ソルドは慌てて机の引き出しをひっかき回し、そろばんを取り出して、弾く。

……三分後。

「ま、マジかよ……。端数まで、一の位まで完璧に合ってやがる……。坊主、お前、暗算でこれをやったのか?」

ソルドの指がガタガタと震えている。

「ええ、まあ。記憶はなくても、体に染み付いているみたいで。これくらい、商売をするなら基礎中の基礎ですよね?」

(悪いなソルドさん。俺の脳内にはAIのチョッピーがいるんだ。桁が増えようが二乗になろうが関係ないんだよ)

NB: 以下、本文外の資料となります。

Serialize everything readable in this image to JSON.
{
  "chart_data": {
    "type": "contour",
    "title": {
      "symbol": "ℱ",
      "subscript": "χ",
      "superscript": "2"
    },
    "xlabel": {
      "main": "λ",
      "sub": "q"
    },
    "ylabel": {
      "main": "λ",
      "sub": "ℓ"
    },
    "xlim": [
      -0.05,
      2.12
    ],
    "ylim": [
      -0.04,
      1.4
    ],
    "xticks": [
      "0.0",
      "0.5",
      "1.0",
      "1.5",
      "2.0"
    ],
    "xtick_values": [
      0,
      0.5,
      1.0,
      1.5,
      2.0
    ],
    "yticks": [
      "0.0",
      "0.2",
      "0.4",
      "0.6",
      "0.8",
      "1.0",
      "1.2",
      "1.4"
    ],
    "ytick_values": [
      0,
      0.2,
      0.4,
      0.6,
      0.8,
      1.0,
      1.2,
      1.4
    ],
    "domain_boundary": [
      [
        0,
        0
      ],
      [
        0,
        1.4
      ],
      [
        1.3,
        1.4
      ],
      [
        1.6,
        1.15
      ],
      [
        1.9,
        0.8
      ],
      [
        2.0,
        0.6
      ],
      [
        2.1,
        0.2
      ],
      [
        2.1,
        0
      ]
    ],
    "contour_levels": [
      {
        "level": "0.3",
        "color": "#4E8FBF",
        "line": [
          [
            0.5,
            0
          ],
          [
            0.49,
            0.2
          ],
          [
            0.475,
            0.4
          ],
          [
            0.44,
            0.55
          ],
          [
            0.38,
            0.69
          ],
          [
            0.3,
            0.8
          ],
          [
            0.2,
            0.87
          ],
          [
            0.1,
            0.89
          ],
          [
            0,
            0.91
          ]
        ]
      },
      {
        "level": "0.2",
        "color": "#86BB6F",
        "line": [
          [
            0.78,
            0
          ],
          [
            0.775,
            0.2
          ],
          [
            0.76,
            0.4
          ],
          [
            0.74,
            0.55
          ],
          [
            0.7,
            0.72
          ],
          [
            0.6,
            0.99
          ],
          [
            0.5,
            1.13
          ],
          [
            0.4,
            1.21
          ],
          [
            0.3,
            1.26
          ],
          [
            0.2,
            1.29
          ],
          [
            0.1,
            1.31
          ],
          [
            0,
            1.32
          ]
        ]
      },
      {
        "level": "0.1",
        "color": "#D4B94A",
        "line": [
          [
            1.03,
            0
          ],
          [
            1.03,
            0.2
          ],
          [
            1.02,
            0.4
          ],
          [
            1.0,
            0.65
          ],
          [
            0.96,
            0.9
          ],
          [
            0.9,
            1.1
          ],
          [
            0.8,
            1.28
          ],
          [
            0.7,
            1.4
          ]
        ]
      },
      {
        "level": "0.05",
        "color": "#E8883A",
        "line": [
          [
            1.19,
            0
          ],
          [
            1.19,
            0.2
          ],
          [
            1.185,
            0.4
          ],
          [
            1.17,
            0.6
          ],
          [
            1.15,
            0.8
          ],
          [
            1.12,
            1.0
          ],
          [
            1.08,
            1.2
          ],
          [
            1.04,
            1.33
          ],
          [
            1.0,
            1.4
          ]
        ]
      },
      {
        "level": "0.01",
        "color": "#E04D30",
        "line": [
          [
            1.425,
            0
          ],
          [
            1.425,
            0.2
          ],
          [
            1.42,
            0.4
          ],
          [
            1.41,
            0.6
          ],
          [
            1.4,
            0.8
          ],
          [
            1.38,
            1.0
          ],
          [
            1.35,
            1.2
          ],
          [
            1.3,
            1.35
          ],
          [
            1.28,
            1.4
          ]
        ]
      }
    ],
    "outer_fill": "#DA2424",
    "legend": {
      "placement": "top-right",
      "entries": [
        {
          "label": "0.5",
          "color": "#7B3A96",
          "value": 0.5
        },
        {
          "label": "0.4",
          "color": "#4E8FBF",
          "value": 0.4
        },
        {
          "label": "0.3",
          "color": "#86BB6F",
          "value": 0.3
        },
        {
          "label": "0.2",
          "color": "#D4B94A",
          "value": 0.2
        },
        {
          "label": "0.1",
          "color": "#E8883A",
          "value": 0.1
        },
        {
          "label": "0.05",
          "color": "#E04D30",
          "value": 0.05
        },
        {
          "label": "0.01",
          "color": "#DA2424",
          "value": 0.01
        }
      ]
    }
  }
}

「……信じられねぇ。マヨネーズとかいう化け物じみたソースを開発した上に、宮廷魔導師も真っ青の算術能力だと……?」

ソルドの目が、先ほどまでの「没落した哀れな子供を見る目」から、「底知れない怪物を鑑定する目」へと完全に切り替わった。

「ソルドさん。計算ができるなら、話は早いですよね? このマヨネーズを、一週間で『2億の価値』に変えるためのプランがあるんです。……聞いていただけますか?」

シレンが不敵に微笑むと、ソルドは毒気を抜かれたようにドサリと椅子に座り直し、ニヤリと笑った。

「……聞こうじゃねえか、シレン様。あんた、ただの記憶喪失じゃねえな。……丸ごと買い叩くつもりだったが、考えを変える必要があるようだ」

ソルドはシレンに期待の眼差しを向けるのであった。